Des ados des deux sexes, nus et athlétiques, tombent d’un immense surplomb en poussant des cris. Ils se réceptionnent souplement et courent, bondissent de rocher en rocher. L’horizon est vaste, d’une montagne large et haute, s’évasant à perte de vue vers une longue vallée boisée. Le vacarme s’éloigne, s’étouffe. On aperçoit la silhouette d’un bouquetin qui tourne la tête en direction des cris, oreilles tendues, et une famille de campagnols ose glisser rapidement entre deux rochers.

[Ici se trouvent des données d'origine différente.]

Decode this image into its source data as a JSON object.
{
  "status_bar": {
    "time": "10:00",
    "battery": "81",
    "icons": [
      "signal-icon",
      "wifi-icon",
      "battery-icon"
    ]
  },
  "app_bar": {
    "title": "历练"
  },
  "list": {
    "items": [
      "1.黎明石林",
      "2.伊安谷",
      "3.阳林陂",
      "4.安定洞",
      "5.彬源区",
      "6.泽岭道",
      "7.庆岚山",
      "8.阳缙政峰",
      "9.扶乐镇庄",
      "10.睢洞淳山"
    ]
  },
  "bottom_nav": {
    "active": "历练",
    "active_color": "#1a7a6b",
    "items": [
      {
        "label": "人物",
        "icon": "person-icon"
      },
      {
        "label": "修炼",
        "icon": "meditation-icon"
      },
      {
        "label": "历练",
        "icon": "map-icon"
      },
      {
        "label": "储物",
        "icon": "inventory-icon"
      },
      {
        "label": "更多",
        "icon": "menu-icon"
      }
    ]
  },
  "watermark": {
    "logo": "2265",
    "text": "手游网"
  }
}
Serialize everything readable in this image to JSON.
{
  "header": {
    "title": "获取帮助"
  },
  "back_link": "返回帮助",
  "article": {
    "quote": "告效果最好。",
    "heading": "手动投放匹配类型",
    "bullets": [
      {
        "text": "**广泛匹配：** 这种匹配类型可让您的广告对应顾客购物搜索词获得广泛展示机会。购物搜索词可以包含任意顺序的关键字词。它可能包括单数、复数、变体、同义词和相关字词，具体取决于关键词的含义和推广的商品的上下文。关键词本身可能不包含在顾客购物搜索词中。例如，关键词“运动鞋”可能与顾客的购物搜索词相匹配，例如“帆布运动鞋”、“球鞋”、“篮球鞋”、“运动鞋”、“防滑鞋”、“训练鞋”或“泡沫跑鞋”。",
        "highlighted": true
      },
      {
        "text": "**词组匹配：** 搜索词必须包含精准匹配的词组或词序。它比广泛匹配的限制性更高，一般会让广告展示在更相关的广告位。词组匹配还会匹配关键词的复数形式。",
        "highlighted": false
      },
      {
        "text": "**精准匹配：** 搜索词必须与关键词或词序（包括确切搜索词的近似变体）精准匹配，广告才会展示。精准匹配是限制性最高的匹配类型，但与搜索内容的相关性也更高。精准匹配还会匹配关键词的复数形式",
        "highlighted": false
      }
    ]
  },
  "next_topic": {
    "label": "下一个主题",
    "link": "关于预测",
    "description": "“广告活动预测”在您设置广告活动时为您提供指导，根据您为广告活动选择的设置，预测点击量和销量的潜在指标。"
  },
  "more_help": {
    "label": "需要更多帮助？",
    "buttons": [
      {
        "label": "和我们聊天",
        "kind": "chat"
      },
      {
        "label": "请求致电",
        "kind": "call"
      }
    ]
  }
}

Débouchant plus bas, la horde bruyante réapparaît. Ils sont d’âges différents. Certains sont encore dans l’enfance et d’autres déjà de jeunes adultes. Tous sont nus, leurs peaux exemptent de toutes marques à l’exception d’un étrange tatouage sombre, d’emplacement et de forme variée. Ils dévalent en troupeau, à toute vitesse. Mais l’un se détache et arrive seul au bord d’un précipice qui surplombe un petit lac alimenté par une cascade et qui jette tranquillement ses eaux dans une autre rivière bouillonnante arrivant d’un col d’altitude. Le rassemblement des eaux se joue déjà ici.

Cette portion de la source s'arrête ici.